İnsanlık yol ayrımında...
Tercih zamanı...
Saflar netleşecek.
Dayatılan nedir?
- Yeni normal...
Konforlu gerçeksizlik...
Gönüllü faydasızlık...
Normali anormal, anormali normal hale getirmek.
İnanç, ahlak, erdem, ölçü, kural, sınır tanımamak.
Dinsiz, ailesiz, cinsiyetsiz, milliyetsiz insan!
Hedefleri budur.
ŞAKŞAK TAPINAĞI VE ABD SEÇİMLERİNİN EKONOMİ POLİTİĞİ
YUSUF DİNÇ - YENİ ŞAFAK
Sanırım bu ortamda merkez bankaları (bazısı elini belli etse de) ABD başkanlık seçiminin sonucunun dünyayı ne yöne sürükleyeceğini beklemek isteyecektir. Diğer aktörler, başka işler ve başka kararlar da…
Trump gelirse faiz indirimleri Harris’li senaryodan daha hızlı gelişebilir mi, bugünkü FED başkanı Powell ile çalışmaya devam eder mi, falan meselesi değil.

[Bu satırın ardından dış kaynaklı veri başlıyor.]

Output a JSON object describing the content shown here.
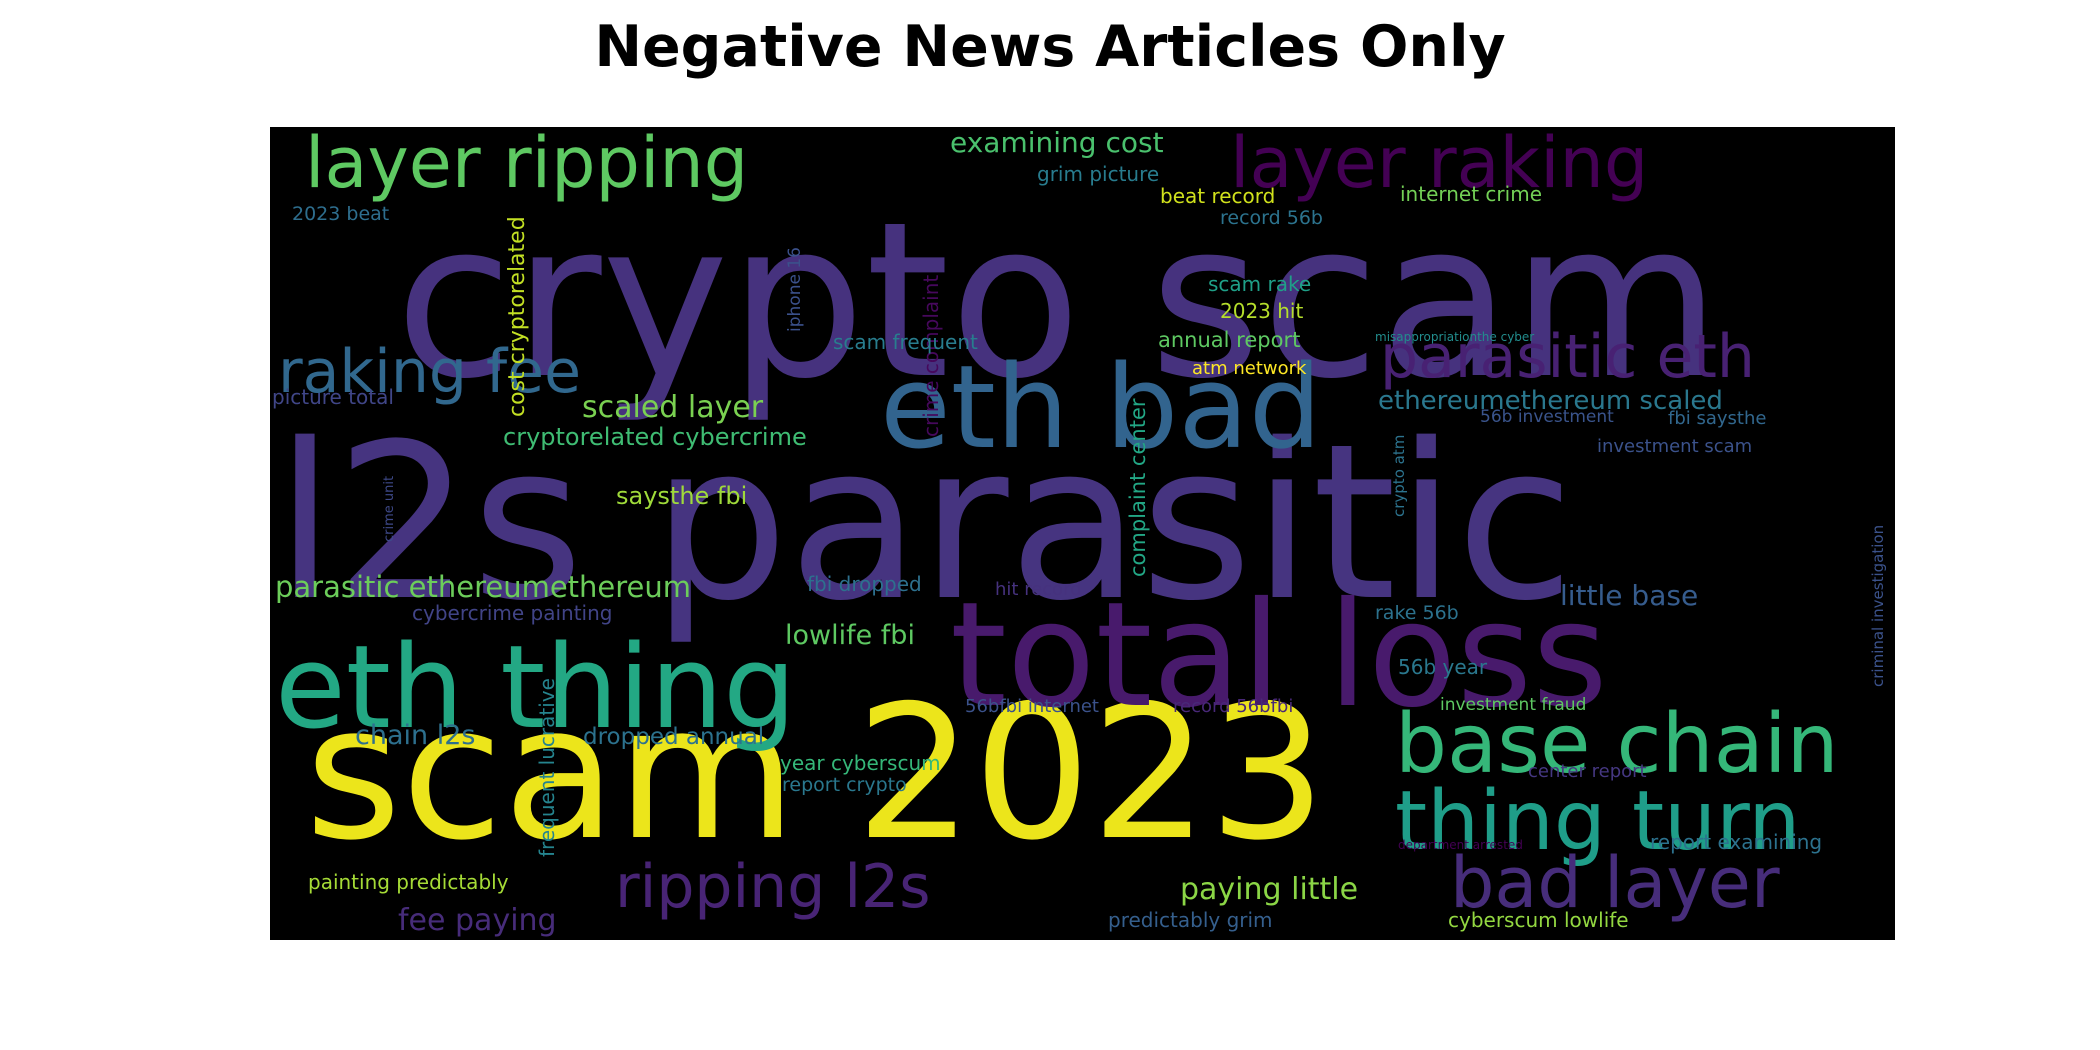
{
  "chart_data": {
    "type": "wordcloud",
    "title": "Negative News Articles Only",
    "background": "#000000",
    "colormap": "viridis",
    "words": [
      {
        "text": "crypto scam",
        "color": "#46327e"
      },
      {
        "text": "l2s parasitic",
        "color": "#463480"
      },
      {
        "text": "scam 2023",
        "color": "#ece51b"
      },
      {
        "text": "total loss",
        "color": "#481a6c"
      },
      {
        "text": "eth thing",
        "color": "#23a884"
      },
      {
        "text": "eth bad",
        "color": "#32648e"
      },
      {
        "text": "base chain",
        "color": "#35b779"
      },
      {
        "text": "thing turn",
        "color": "#1f9e89"
      },
      {
        "text": "layer ripping",
        "color": "#5ec962"
      },
      {
        "text": "layer raking",
        "color": "#440154"
      },
      {
        "text": "bad layer",
        "color": "#472d7b"
      },
      {
        "text": "ripping l2s",
        "color": "#482475"
      },
      {
        "text": "parasitic eth",
        "color": "#482173"
      },
      {
        "text": "raking fee",
        "color": "#31688e"
      },
      {
        "text": "parasitic ethereumethereum",
        "color": "#6ccd5a"
      },
      {
        "text": "ethereumethereum scaled",
        "color": "#2a788e"
      },
      {
        "text": "cryptorelated cybercrime",
        "color": "#3fbc73"
      },
      {
        "text": "scaled layer",
        "color": "#7ad151"
      },
      {
        "text": "examining cost",
        "color": "#4ac16d"
      },
      {
        "text": "little base",
        "color": "#365c8d"
      },
      {
        "text": "chain l2s",
        "color": "#2d708e"
      },
      {
        "text": "paying little",
        "color": "#8bd646"
      },
      {
        "text": "fee paying",
        "color": "#472c7a"
      },
      {
        "text": "lowlife fbi",
        "color": "#5ec962"
      },
      {
        "text": "saysthe fbi",
        "color": "#9fda3a"
      },
      {
        "text": "dropped annual",
        "color": "#2c728e"
      },
      {
        "text": "cost cryptorelated",
        "color": "#c2df23"
      },
      {
        "text": "frequent lucrative",
        "color": "#25848e"
      },
      {
        "text": "complaint center",
        "color": "#22a785"
      },
      {
        "text": "crime complaint",
        "color": "#46085c"
      },
      {
        "text": "iphone 16",
        "color": "#3b518b"
      },
      {
        "text": "crypto atm",
        "color": "#2c738e"
      },
      {
        "text": "crime unit",
        "color": "#3e4989"
      },
      {
        "text": "criminal investigation",
        "color": "#3b528b"
      },
      {
        "text": "grim picture",
        "color": "#287c8e"
      },
      {
        "text": "beat record",
        "color": "#d0e11c"
      },
      {
        "text": "record 56b",
        "color": "#2c738e"
      },
      {
        "text": "internet crime",
        "color": "#73d056"
      },
      {
        "text": "2023 beat",
        "color": "#2e6e8e"
      },
      {
        "text": "scam rake",
        "color": "#1fa088"
      },
      {
        "text": "2023 hit",
        "color": "#b5de2b"
      },
      {
        "text": "annual report",
        "color": "#5ec962"
      },
      {
        "text": "scam frequent",
        "color": "#287d8e"
      },
      {
        "text": "atm network",
        "color": "#fde725"
      },
      {
        "text": "misappropriationthe cyber",
        "color": "#228d8d"
      },
      {
        "text": "picture total",
        "color": "#404688"
      },
      {
        "text": "56b investment",
        "color": "#3a548c"
      },
      {
        "text": "fbi saysthe",
        "color": "#31678e"
      },
      {
        "text": "investment scam",
        "color": "#3b528b"
      },
      {
        "text": "fbi dropped",
        "color": "#2d708e"
      },
      {
        "text": "hit record",
        "color": "#46327e"
      },
      {
        "text": "cybercrime painting",
        "color": "#414487"
      },
      {
        "text": "rake 56b",
        "color": "#2c728e"
      },
      {
        "text": "56b year",
        "color": "#2a788e"
      },
      {
        "text": "56bfbi internet",
        "color": "#3b528b"
      },
      {
        "text": "record 56bfbi",
        "color": "#482878"
      },
      {
        "text": "investment fraud",
        "color": "#5ec962"
      },
      {
        "text": "year cyberscum",
        "color": "#35b779"
      },
      {
        "text": "report crypto",
        "color": "#2a788e"
      },
      {
        "text": "center report",
        "color": "#453781"
      },
      {
        "text": "department arrested",
        "color": "#440154"
      },
      {
        "text": "report examining",
        "color": "#2c728e"
      },
      {
        "text": "painting predictably",
        "color": "#a5db36"
      },
      {
        "text": "predictably grim",
        "color": "#355f8d"
      },
      {
        "text": "cyberscum lowlife",
        "color": "#93d741"
      }
    ]
  }
}
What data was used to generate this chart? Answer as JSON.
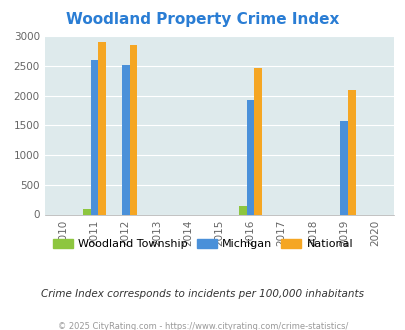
{
  "title": "Woodland Property Crime Index",
  "title_color": "#2a7dd4",
  "years": [
    2010,
    2011,
    2012,
    2013,
    2014,
    2015,
    2016,
    2017,
    2018,
    2019,
    2020
  ],
  "active_years": [
    2011,
    2012,
    2016,
    2019
  ],
  "data": {
    "2011": {
      "woodland": 100,
      "michigan": 2600,
      "national": 2900
    },
    "2012": {
      "woodland": 0,
      "michigan": 2520,
      "national": 2850
    },
    "2016": {
      "woodland": 150,
      "michigan": 1920,
      "national": 2460
    },
    "2019": {
      "woodland": 0,
      "michigan": 1570,
      "national": 2090
    }
  },
  "bar_width": 0.25,
  "colors": {
    "woodland": "#8dc63f",
    "michigan": "#4a90d9",
    "national": "#f5a623"
  },
  "legend_labels": [
    "Woodland Township",
    "Michigan",
    "National"
  ],
  "ylim": [
    0,
    3000
  ],
  "yticks": [
    0,
    500,
    1000,
    1500,
    2000,
    2500,
    3000
  ],
  "bg_color": "#deeaec",
  "grid_color": "#ffffff",
  "note": "Crime Index corresponds to incidents per 100,000 inhabitants",
  "copyright": "© 2025 CityRating.com - https://www.cityrating.com/crime-statistics/",
  "note_color": "#333333",
  "copyright_color": "#999999"
}
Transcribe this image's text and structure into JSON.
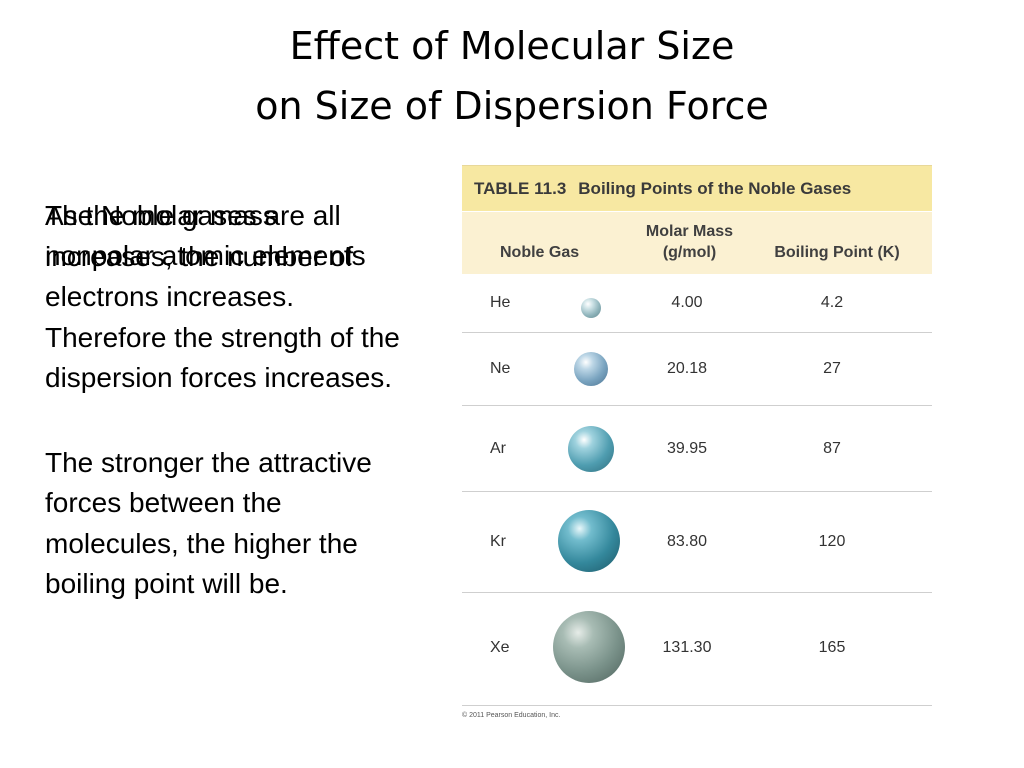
{
  "title": {
    "line1": "Effect of Molecular Size",
    "line2": "on Size of Dispersion Force"
  },
  "overlay_text": "The Noble gases are all nonpolar atomic elements",
  "body": {
    "para1": "As the molar mass increases, the number of electrons increases. Therefore the strength of the dispersion forces increases.",
    "para2": "The stronger the attractive forces between the molecules, the higher the boiling point will be."
  },
  "table": {
    "number": "TABLE 11.3",
    "caption": "Boiling Points of the Noble Gases",
    "headers": {
      "gas": "Noble Gas",
      "mass": "Molar Mass\n(g/mol)",
      "bp": "Boiling Point (K)"
    },
    "rows": [
      {
        "gas": "He",
        "mass": "4.00",
        "bp": "4.2"
      },
      {
        "gas": "Ne",
        "mass": "20.18",
        "bp": "27"
      },
      {
        "gas": "Ar",
        "mass": "39.95",
        "bp": "87"
      },
      {
        "gas": "Kr",
        "mass": "83.80",
        "bp": "120"
      },
      {
        "gas": "Xe",
        "mass": "131.30",
        "bp": "165"
      }
    ],
    "copyright": "© 2011 Pearson Education, Inc."
  },
  "colors": {
    "caption_bg": "#f7e8a2",
    "header_bg": "#fbf1d2"
  }
}
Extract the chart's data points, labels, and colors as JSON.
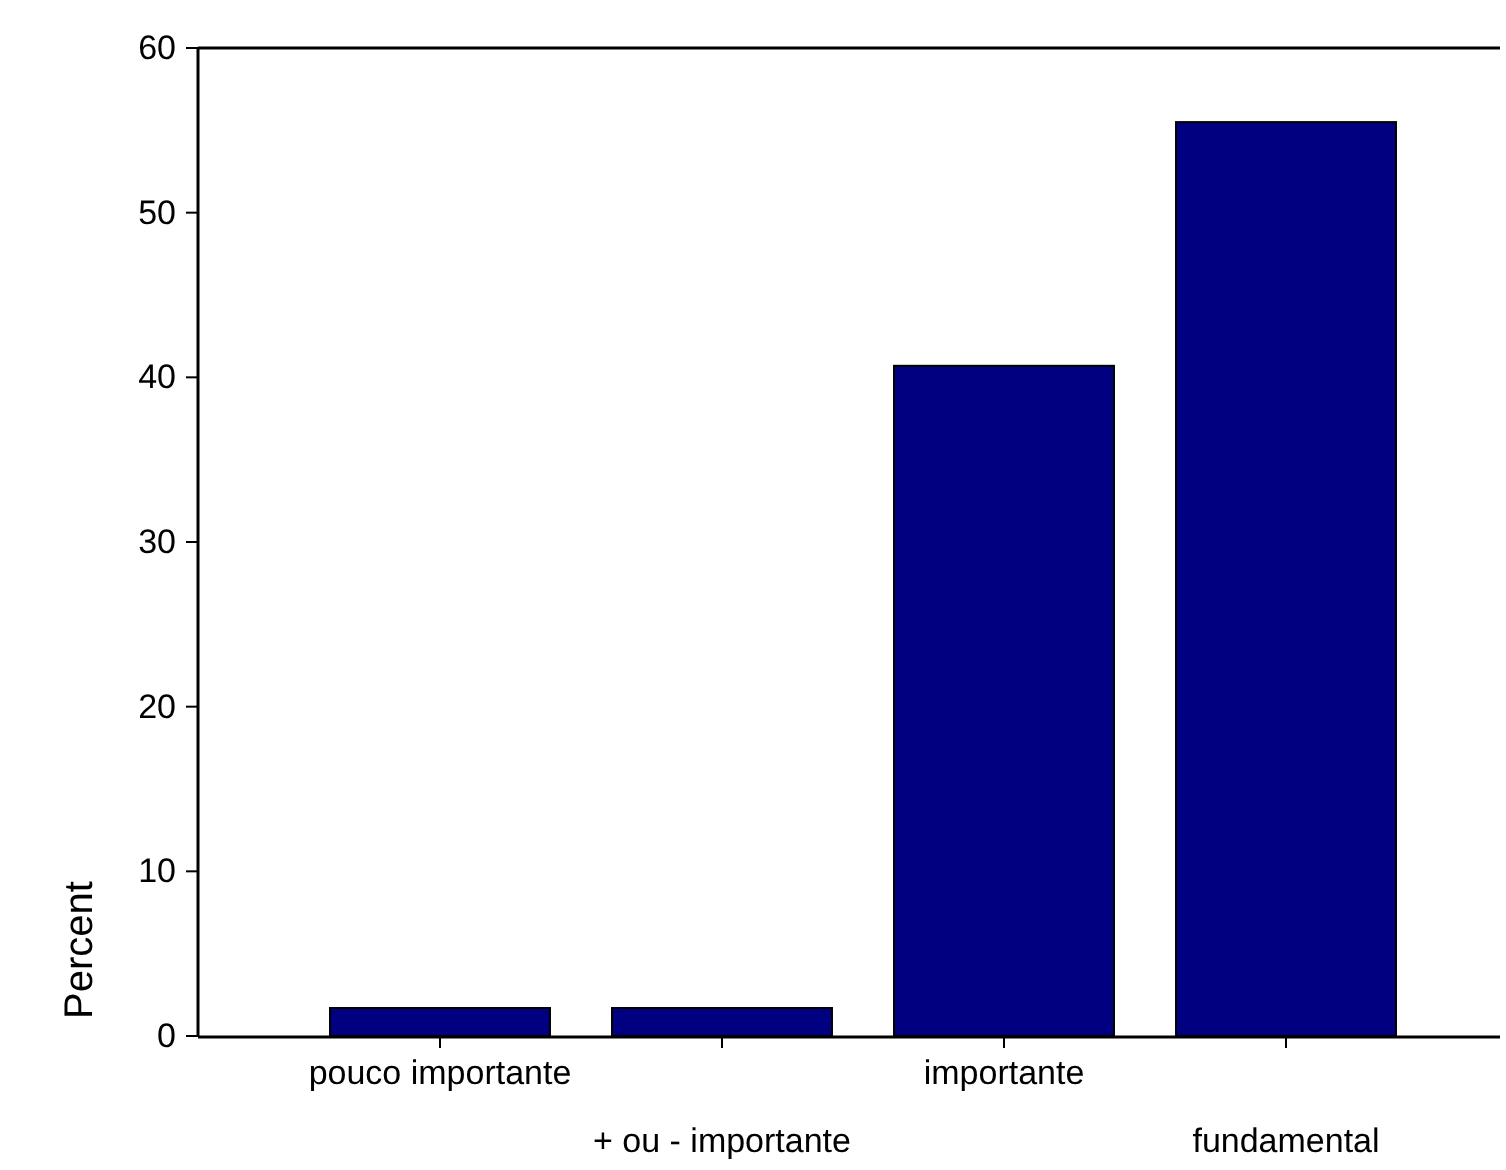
{
  "chart_data": {
    "type": "bar",
    "ylabel": "Percent",
    "categories": [
      "pouco importante",
      "+ ou - importante",
      "importante",
      "fundamental"
    ],
    "values": [
      1.7,
      1.7,
      40.7,
      55.5
    ],
    "color": "#000080",
    "ylim": [
      0,
      60
    ],
    "yticks": [
      0,
      10,
      20,
      30,
      40,
      50,
      60
    ],
    "grid": false
  }
}
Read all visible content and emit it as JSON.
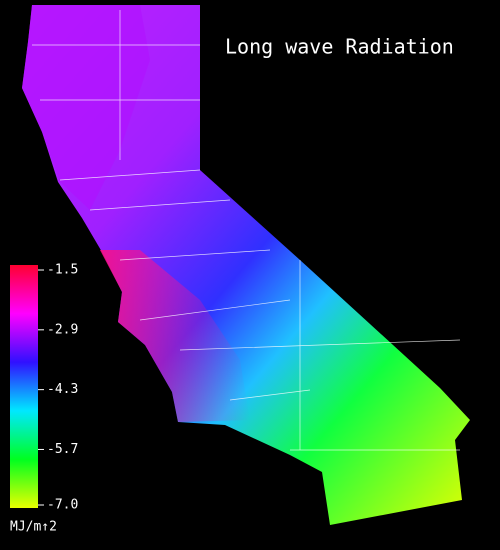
{
  "title": "Long wave Radiation",
  "colorbar": {
    "range": [
      -7.0,
      -1.5
    ],
    "ticks": [
      -1.5,
      -2.9,
      -4.3,
      -5.7,
      {
        "value": -7.0,
        "label": "-7.0"
      }
    ],
    "unit": "MJ/m↑2",
    "colors": [
      "#e8ff00",
      "#00ff20",
      "#00e8ff",
      "#3010ff",
      "#ff00ff",
      "#ff0030"
    ]
  }
}
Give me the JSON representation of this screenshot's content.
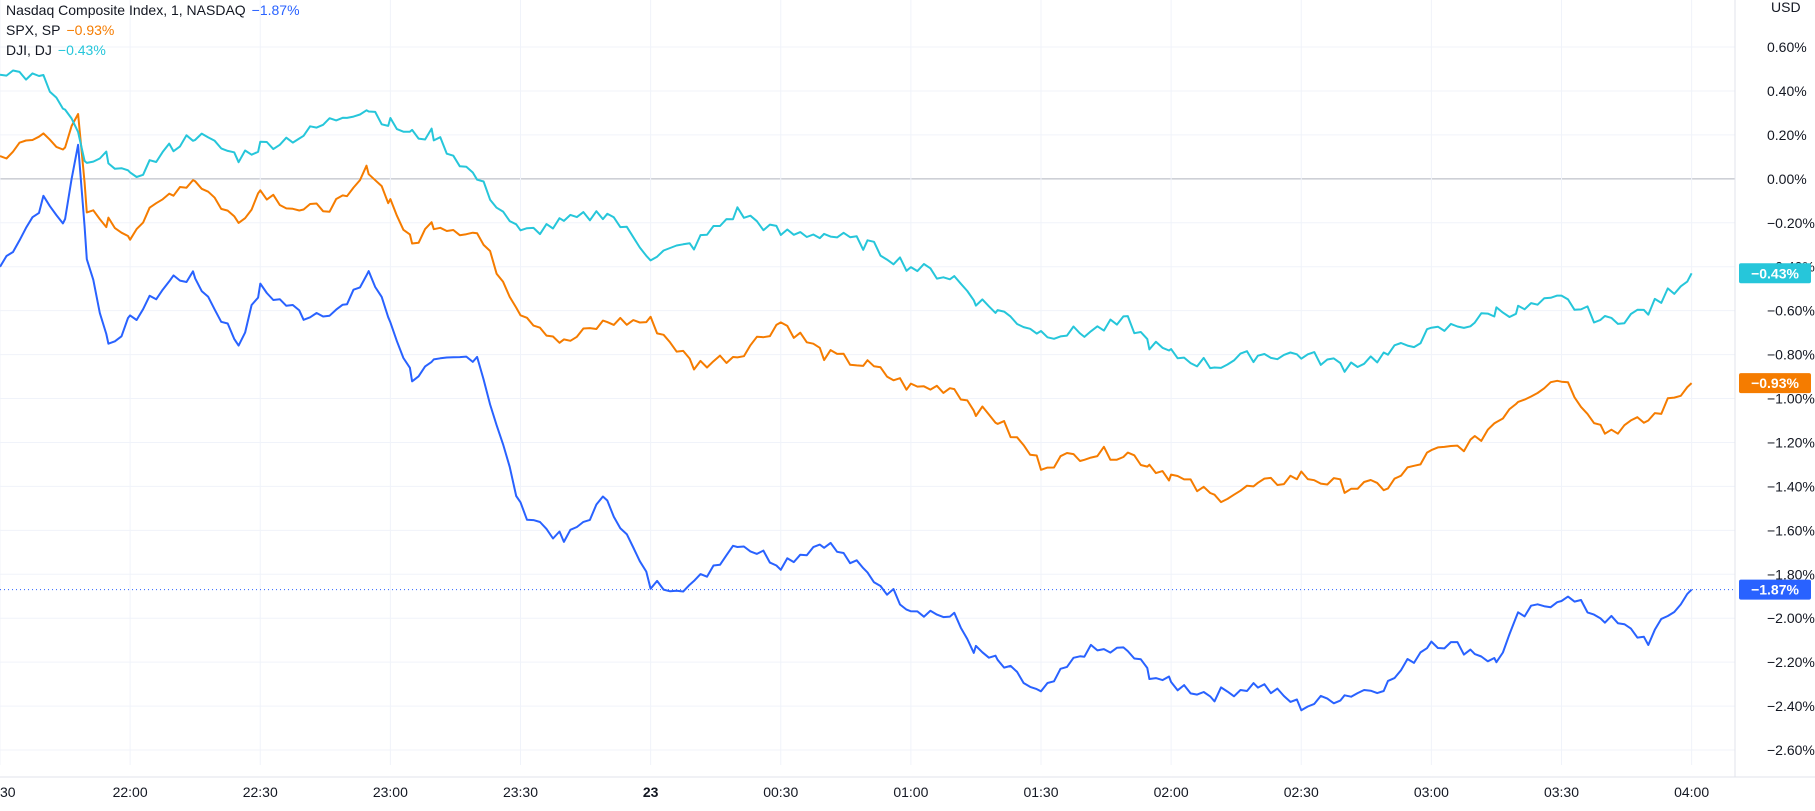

Hem indirse ne olur, indirmese ne olur, eğer gümrük duvarları kalınlaşır, ekonomik silahlar ateşlenmeye başlarsa… Bir sürü çapraz konu var.
Artık siyasetin ekonomiyi değil, ekonominin siyaseti takip ettiğine daha çok ikna olunacak bir dönem başlıyor. Asıl önemli olan da bu… Çünkü kapitalizm, bilim ve teknolojide inanılmaz gelişimlere rağmen insanları artık şaşırtamıyor. Şaşırmayan insan ve kapitalizm bir arada ol(a)maz. Artık kimsenin saçını okşayamadığına yani ekonomiyle siyaseti sürükleyemediğine göre korkutmak yolunu seçecektir.
Savaş ihtimali rafa kalkana yahut savaş bitene kadar, çok dinamik bir sürece giriyor dünya.